Procédure devant la cour :
Par une requête enregistrée le 29 juin 2018, M. A..., représenté par MeC..., demande au juge des référés :
1°) d'ordonner sur le fondement de l'article L. 521-1 du code de justice administrative, la suspension de l'ordonnance du tribunal administratif de Mayotte du 5 juin 2018 ainsi que de l'arrêté du préfet de Mayotte du 22 mars 2018 portant obligation de quitter le territoire français sans délai assortie d'une interdiction de retour sur le territoire français pendant 3 ans ;
2°) d'enjoindre au préfet des Mayotte de procéder à un examen de sa situation et de lui délivrer pendant cet examen une autorisation de séjour lui permettant de travailler, assortie d'une astreinte de 100 euros par jour de retard à compter d'une délai de quinze jours suivant la notification du présent arrêt à intervenir ;
3°) de l'admettre à l'aide juridictionnelle provisoire ;
4°) de mettre à la charge de l'Etat la somme de 1 500 euros en application de l'article L. 761-1 du code de justice administrative et de l'article 37 de la loi du 10 juillet 1991.
Il soutient que :
- la condition d'urgence posée par l'article L. 521-1 du code de justice administrative est remplie ; en effet, la mise à exécution de l'arrêté contesté entraînerait pour lui des conséquences difficilement réparables dès lors qu'il porterait atteinte de manière particulièrement grave et immédiate à son droit au respect d'une vie privée et familiale normale ;
- il existe un doute sérieux de la légalité de la décision préfectorale dès lors que l'arrêté critiqué a porté atteinte à son droit au respect de sa vie familiale, en méconnaissance des stipulations de l'article 8 de la convention européenne de sauvegarde des droits de l'homme et des libertés fondamentales ;
- l'arrêté contesté est aussi entaché d'une erreur manifeste d'appréciation des conséquences de la décision sur sa situation personnelle ;
- le délai de trente jours accordé par le préfet est insuffisant pour qu'il mène à terme sa scolarité ;
- la décision préfectorale méconnaît les dispositions de l'article L. 511-1 II du code de l'entrée et du séjour des étrangers et du droit d'asile ;
Vu :
- la requête à fin d'annulation, enregistrée le 29 juin 2018 sous le n° 18BX2515 ;
- les autres pièces du dossier.
Vu :
- la convention européenne de sauvegarde des droits de l'homme et des libertés fondamentales ;
- le code de l'entrée et du séjour des étrangers et du droit d'asile ;
- la loi n° 91-647 du 10 juillet 1991 relative à l'aide juridique ;
- le code de justice administrative.
Le président de la cour a désigné M. E... en application des dispositions du livre V du code de justice administrative.

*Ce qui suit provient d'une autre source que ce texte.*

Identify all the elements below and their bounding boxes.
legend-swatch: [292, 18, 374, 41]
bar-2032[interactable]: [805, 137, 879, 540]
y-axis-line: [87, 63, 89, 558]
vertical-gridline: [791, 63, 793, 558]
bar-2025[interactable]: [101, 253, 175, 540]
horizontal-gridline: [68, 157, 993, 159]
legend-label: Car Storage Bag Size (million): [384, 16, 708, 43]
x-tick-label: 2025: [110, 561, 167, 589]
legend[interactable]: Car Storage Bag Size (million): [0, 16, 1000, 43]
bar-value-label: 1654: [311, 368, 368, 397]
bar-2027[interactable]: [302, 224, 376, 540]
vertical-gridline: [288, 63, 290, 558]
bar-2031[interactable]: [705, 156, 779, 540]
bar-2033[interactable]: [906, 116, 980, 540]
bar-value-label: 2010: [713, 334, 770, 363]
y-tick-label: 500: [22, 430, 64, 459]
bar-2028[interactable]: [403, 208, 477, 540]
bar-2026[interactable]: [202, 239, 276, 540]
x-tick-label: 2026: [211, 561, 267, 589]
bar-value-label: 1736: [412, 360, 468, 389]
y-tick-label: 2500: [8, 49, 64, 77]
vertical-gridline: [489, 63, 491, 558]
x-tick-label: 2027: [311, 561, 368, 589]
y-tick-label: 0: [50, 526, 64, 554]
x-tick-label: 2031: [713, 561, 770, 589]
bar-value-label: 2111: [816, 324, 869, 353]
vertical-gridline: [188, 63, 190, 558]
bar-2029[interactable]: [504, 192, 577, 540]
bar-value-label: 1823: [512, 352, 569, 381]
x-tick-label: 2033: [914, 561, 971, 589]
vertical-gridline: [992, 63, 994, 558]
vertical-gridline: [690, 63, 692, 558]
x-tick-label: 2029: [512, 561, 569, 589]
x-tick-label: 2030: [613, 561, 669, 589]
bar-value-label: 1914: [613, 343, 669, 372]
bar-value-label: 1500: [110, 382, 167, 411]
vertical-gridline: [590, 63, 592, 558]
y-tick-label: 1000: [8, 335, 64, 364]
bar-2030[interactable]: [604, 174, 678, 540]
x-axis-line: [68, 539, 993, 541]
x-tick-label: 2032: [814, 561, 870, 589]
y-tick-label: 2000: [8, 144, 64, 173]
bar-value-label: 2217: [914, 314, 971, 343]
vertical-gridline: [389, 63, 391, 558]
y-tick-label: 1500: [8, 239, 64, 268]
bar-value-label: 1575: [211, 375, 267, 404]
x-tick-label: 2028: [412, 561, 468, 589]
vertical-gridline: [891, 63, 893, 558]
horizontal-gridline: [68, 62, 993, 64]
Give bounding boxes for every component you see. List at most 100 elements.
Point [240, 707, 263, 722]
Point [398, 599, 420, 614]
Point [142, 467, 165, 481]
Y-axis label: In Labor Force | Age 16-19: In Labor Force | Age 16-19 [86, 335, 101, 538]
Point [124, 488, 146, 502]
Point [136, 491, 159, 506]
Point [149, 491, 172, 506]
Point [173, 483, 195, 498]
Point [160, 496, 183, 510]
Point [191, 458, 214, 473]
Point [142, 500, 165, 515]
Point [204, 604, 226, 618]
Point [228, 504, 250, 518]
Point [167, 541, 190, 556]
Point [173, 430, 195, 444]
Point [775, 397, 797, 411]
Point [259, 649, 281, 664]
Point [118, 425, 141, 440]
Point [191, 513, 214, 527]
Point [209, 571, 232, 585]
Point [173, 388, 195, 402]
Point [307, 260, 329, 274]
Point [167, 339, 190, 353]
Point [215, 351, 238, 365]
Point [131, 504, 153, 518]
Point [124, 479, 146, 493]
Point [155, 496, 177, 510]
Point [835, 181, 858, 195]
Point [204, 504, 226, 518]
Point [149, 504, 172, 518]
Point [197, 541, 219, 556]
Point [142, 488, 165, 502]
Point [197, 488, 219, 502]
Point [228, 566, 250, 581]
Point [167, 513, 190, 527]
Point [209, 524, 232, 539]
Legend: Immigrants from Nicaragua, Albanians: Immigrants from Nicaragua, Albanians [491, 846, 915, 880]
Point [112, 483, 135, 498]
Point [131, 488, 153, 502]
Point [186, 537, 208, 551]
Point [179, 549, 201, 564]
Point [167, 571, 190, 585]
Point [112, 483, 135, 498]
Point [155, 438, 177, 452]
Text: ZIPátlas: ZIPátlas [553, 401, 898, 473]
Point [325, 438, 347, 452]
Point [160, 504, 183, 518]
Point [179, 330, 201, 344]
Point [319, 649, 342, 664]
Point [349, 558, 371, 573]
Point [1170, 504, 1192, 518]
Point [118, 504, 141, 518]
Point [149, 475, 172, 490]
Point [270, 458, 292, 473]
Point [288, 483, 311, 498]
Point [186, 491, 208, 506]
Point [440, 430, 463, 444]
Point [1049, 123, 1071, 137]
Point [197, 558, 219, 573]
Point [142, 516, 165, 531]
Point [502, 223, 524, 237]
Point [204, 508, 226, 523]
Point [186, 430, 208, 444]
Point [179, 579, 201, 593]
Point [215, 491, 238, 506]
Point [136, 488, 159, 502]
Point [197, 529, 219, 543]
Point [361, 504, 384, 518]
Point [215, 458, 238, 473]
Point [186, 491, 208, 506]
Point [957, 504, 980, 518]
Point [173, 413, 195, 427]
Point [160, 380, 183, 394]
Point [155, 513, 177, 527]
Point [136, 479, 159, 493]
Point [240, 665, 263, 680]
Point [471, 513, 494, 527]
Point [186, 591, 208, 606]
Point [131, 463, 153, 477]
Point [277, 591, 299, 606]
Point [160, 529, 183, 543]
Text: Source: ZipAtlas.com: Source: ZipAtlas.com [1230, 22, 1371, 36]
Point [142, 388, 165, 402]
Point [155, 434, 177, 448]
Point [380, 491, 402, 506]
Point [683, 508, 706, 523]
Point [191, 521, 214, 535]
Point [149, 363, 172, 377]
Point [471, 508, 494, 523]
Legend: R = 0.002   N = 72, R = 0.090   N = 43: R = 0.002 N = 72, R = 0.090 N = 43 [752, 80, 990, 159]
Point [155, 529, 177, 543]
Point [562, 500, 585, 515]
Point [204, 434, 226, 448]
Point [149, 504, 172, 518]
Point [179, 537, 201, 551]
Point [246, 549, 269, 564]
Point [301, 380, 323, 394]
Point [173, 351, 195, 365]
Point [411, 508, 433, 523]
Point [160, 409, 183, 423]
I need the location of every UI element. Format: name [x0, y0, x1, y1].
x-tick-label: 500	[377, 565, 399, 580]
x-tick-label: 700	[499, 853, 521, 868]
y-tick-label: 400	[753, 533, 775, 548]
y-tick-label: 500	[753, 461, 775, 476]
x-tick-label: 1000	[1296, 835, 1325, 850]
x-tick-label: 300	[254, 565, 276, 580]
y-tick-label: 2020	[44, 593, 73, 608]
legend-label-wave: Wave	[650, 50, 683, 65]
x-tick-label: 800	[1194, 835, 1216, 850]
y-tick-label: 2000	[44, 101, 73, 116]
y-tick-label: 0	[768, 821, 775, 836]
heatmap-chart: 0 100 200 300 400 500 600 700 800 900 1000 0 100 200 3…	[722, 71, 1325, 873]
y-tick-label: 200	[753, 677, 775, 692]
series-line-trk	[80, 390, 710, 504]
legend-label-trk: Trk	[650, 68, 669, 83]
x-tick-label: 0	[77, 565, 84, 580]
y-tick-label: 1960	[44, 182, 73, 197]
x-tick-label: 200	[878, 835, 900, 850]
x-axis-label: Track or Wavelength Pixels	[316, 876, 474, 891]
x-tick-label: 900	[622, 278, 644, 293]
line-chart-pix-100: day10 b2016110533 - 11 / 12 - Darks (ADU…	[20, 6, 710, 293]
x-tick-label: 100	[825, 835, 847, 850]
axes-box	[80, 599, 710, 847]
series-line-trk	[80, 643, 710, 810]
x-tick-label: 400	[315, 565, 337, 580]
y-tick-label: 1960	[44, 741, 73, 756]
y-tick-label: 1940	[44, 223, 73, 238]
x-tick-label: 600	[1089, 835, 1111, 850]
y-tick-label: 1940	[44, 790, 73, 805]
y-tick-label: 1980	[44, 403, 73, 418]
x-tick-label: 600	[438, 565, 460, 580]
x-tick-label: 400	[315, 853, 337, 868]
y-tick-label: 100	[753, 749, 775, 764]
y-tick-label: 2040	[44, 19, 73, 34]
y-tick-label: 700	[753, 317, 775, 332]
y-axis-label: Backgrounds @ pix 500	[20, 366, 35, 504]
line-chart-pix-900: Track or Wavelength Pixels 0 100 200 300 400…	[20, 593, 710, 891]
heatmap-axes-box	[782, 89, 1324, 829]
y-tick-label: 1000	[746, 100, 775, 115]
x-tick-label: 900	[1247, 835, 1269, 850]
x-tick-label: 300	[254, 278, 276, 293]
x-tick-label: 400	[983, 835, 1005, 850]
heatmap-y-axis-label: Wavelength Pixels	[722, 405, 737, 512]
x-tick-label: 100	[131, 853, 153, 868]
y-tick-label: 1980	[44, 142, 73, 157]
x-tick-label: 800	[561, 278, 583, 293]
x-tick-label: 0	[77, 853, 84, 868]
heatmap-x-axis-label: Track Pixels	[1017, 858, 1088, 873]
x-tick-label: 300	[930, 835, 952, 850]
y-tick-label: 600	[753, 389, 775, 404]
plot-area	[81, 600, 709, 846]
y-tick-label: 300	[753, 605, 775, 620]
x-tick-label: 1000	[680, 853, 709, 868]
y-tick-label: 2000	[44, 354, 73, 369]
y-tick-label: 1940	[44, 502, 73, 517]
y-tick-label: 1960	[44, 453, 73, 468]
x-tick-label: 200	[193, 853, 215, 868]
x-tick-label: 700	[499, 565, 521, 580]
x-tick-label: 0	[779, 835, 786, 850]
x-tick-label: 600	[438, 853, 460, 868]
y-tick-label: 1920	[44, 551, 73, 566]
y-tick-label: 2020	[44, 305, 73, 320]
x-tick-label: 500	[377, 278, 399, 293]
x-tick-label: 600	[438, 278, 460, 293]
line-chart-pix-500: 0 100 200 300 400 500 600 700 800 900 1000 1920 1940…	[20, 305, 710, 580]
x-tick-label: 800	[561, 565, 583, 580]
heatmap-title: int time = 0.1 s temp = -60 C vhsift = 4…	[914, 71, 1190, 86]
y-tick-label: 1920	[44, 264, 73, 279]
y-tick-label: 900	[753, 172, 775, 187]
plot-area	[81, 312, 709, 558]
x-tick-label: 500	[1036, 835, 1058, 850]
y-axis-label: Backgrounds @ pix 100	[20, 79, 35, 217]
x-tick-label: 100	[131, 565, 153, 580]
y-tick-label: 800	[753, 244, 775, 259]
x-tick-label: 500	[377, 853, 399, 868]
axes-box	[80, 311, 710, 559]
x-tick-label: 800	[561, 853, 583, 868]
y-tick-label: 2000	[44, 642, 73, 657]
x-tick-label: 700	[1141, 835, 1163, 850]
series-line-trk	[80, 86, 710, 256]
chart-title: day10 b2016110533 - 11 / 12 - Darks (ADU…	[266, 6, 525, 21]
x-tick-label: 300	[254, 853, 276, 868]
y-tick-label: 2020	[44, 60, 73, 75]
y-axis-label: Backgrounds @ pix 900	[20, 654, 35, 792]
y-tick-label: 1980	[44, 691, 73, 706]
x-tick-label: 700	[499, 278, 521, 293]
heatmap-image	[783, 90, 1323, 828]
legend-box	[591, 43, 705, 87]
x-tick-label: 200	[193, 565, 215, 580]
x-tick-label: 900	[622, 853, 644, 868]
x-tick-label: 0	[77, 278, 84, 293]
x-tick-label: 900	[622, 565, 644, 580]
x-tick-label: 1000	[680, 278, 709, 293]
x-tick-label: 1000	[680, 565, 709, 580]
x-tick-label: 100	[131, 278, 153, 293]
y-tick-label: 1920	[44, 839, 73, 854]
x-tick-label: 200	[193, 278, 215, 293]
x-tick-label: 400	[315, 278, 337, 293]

Après avoir, à l'audience publique du 21 août 2018, dont les parties ont été régulièrement avisées, présenté le rapport de l'affaire.
La clôture de l'instruction a été prononcée à l'issue de l'audience publique.
Considérant ce qui suit :
1. Le préfet de Mayotte, à la suite d'un contrôle des services de police, a, par un arrêté du 22 mars 2018, fait obligation à M.A..., de quitter le territoire français dans un délai de trente jours. Par une correspondance du même jour le préfet de Mayotte a assortie sa décision d'une interdiction de retour sur le territoire français pour une durée de 3 années. M. A...a demandé au tribunal administratif de Mayotte l'annulation de l'arrêté préfectoral du 22 mars 2018 en tant qu'il porte interdiction de retour sur le territoire français. Le vice-président du tribunal a rejeté sa demande par une ordonnance du 5 juin 2018 au motif que M. A...n'établissant pas avoir été éloigné du territoire français n'est pas recevable alors qu'il est présent sur le territoire à demander l'annulation dudit arrêté. M. A...a régulièrement relevé appel, par une requête enregistrée sous le n°18BX02515, de l'ordonnance n° 1800534 du 5 juin 2018. M. A...sollicite par la présente requête la suspension de l'exécution de l'arrêté préfectoral en tant qu'il porte interdiction de retour sur le territoire français pour une durée de 3 années sur le fondement de l'article L. 521-1 du code de justice administrative.
Sur la demande d'admission provisoire à l'aide juridictionnelle :
2. Aux termes de l'article 20 de la loi du 10 juillet 1991 relative à l'aide juridique : " Dans les cas d'urgence (...) l'admission provisoire à l'aide juridictionnelle peut être prononcée soit par le président du bureau ou de la section compétente du bureau d'aide juridictionnelle, soit par la juridiction compétente ou son président. ". Dans les circonstances de l'espèce, il y a lieu, en application de l'article 20 précité de la loi du 10 juillet 1991, d'admettre provisoirement M. A...au bénéfice de l'aide juridictionnelle.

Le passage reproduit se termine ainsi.